Originally Posted by DVS Hardscaper
He tells me that he and his former business partner just recently found out that they are being sued. They built a high end pool and they are being sued, not by the home owner, but by the landscape contractor!
What happened is that the home owner hired a landscape company to build a negative edge wall that was veneered with stone. Well, the new pool's shotcrete was applied incorrectly, which caused the pool to leak water, which damaged the wall.
So my buddy (the pool contractor) took full responsibility and instantly started making appropriate corrections. They removed the stone from the wall and cleaned it up. Removed the initial application of shotcrete and installed a new application.
My buddy (the pool contractor) got a price of $3,600 from their mason that they use to install the stone on the wall. All the hard work was done, the wall just needed the stone put back on.
The client's landscape contractor that initially build the wall wanted $9000.00. And they did not do a very neat job with the initial go-around.
So naturally my buddy went with their mason, due to the drastic price difference and due to the fact that they simply were not impressed with the initial job. ...

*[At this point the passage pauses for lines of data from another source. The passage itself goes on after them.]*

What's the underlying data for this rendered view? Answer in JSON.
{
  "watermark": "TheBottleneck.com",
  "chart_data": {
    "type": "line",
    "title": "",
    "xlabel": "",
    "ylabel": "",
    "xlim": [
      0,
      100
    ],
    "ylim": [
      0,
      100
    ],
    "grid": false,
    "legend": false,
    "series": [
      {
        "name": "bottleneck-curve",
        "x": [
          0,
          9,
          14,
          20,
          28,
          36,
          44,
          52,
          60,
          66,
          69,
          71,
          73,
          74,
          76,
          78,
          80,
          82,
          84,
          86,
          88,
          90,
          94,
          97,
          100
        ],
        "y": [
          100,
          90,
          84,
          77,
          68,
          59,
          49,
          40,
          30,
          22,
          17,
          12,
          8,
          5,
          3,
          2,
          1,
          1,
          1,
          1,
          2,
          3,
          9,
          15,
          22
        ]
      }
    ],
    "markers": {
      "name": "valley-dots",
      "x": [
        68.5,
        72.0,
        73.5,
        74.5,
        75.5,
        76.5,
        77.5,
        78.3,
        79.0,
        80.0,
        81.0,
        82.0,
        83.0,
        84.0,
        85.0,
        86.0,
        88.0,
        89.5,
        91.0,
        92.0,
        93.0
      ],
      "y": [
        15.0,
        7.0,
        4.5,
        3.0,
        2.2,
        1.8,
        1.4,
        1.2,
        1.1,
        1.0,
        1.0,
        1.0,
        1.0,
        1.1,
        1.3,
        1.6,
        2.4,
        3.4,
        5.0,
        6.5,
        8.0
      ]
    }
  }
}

That will be an interesting suit. There is no privity of contract between the pool builder and the landscaper. So I don't see a contract action there. Any damages would have been sustained by the property owner.
Since the landscaper was on the premises, I have to assume that he was there with the owner's permission. I have a tough time thinking of a theory which would allow the landscaper a direct action against the pool builder. Negligence would be out, since there is no duty on the part of the pool builder to the landscaper.

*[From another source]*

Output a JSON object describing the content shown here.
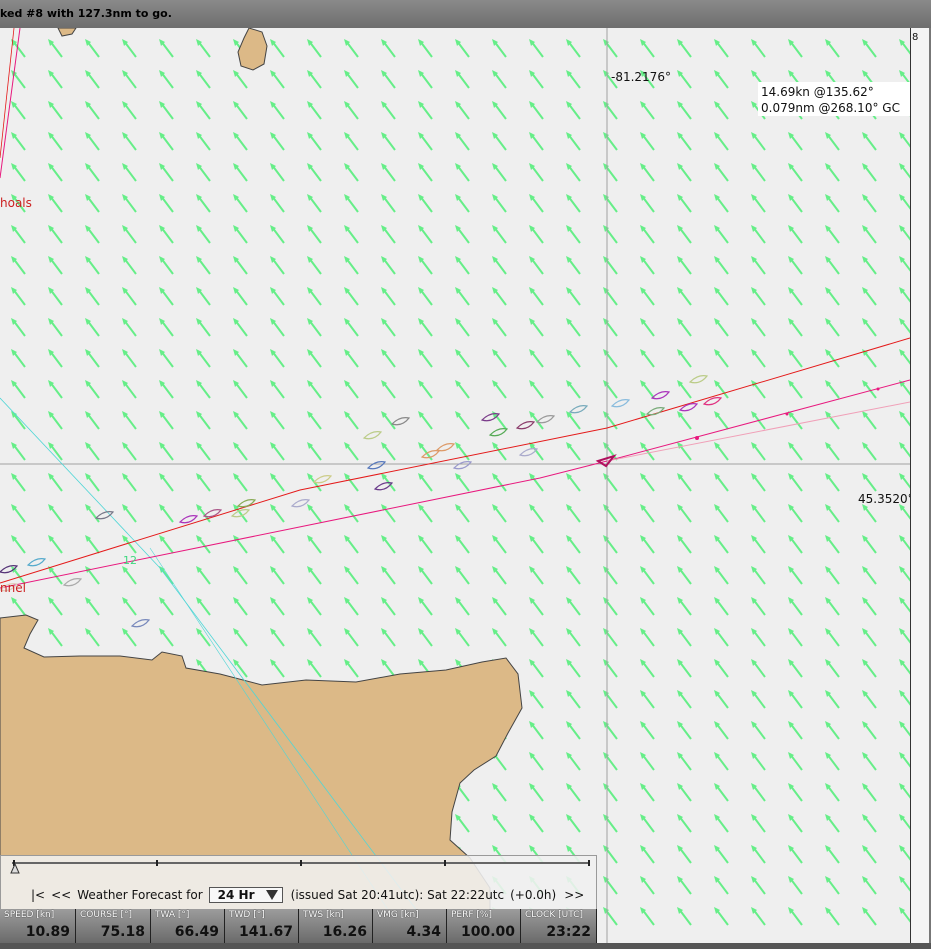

The only thing I can think of it that the property owner assigned his right to sue to the landscaper to recover the damages which the owner sustained to his property. The pool builder acknowledged responsibility, and undertook to repair the damage, insofar as he could. The owner chose to go with the landscaper, for better or worse. The landscaper gave him a good price in consideration for receiving the owner's right to sue for the full cost of repairing the stone. Just a guess.